The foundations that the delivery of multiyear funding puts in place provide an opportunity to look to the wider needs of the sector. Through the funding that is proposed in the budget, we will increase support across a range of other programmes. A £4 million culture and heritage capacity fund will build resilience in museums and galleries. The festivals expo fund will be more than doubled in value and will expand its reach beyond Edinburgh and Glasgow. Screen Scotland’s production growth fund will receive an additional £2 million to attract investment in Scotland’s screen sector. The Culture Collective programme will restart with an increased budget of £4 million, providing opportunities for communities across Scotland. We will also undertake groundwork on the establishment of a cultural export and exchange service to enhance the role that international activity can play in the sector’s development.
Taken together, those measures create a comprehensive package of support that is focused on the diverse impacts that the culture sector has. Multiyear funding will allow us to look beyond the immediate and focus on new, innovative and transformational interventions.

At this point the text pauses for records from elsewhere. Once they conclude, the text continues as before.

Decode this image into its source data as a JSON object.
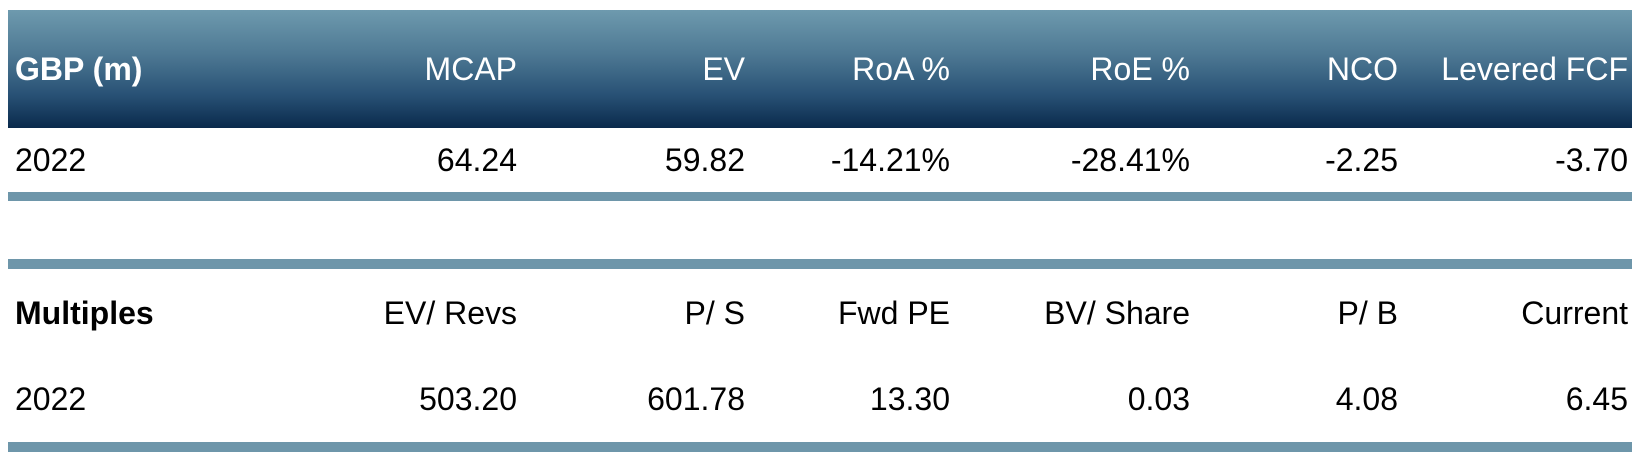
{
  "colors": {
    "background": "#ffffff",
    "header_gradient_top": "#6e9aae",
    "header_gradient_mid": "#4d7893",
    "header_gradient_low": "#285175",
    "header_gradient_bottom": "#0a2a4c",
    "divider_bar": "#6e96aa",
    "header_text": "#ffffff",
    "body_text": "#000000"
  },
  "financials_table": {
    "title": "GBP (m)",
    "columns": [
      "MCAP",
      "EV",
      "RoA %",
      "RoE %",
      "NCO",
      "Levered FCF"
    ],
    "rows": [
      {
        "label": "2022",
        "values": [
          "64.24",
          "59.82",
          "-14.21%",
          "-28.41%",
          "-2.25",
          "-3.70"
        ]
      }
    ]
  },
  "multiples_table": {
    "title": "Multiples",
    "columns": [
      "EV/ Revs",
      "P/ S",
      "Fwd PE",
      "BV/ Share",
      "P/ B",
      "Current"
    ],
    "rows": [
      {
        "label": "2022",
        "values": [
          "503.20",
          "601.78",
          "13.30",
          "0.03",
          "4.08",
          "6.45"
        ]
      }
    ]
  }
}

It is important that, as part of that foundational shift, the infrastructure that supports the sector is considered. I am delighted that Dame Sue Bruce will lead an independent review of Creative Scotland’s remit and functions, which will aim to publish recommendations by the end of the summer this year. That will be part of a wider review of how the culture sector is supported as a whole. The scope of the work will be informed by responses to a public survey that closes tomorrow. Together, those pieces of work will ensure that the increased resources that we are committing to the sector will achieve the greatest possible impact.
I was pleased to note earlier this week that, following constructive engagement and discussion, Scottish Green Party and Scottish Liberal Democrat members will support the Government’s budget for 2025-26. By passing the proposed budget, we will lay the foundations for Scotland’s artists and cultural organisations to create, innovate, develop and engage locally and internationally. It will uphold the vital role of the sector in our society, communities and the economy.
I hope that this statement has provided members with assurance that Creative Scotland’s multiyear funding awards will begin a foundational shift in how Scotland’s culture sector is supported. The scale of awards, in both their number and their financial value, represents one of the most significant and positive developments in the sector for many, many years. Alongside a range of other interventions, they provide a basis for Scotland’s culture sector as a whole to look to the future with optimism and excitement about the opportunities that it will create.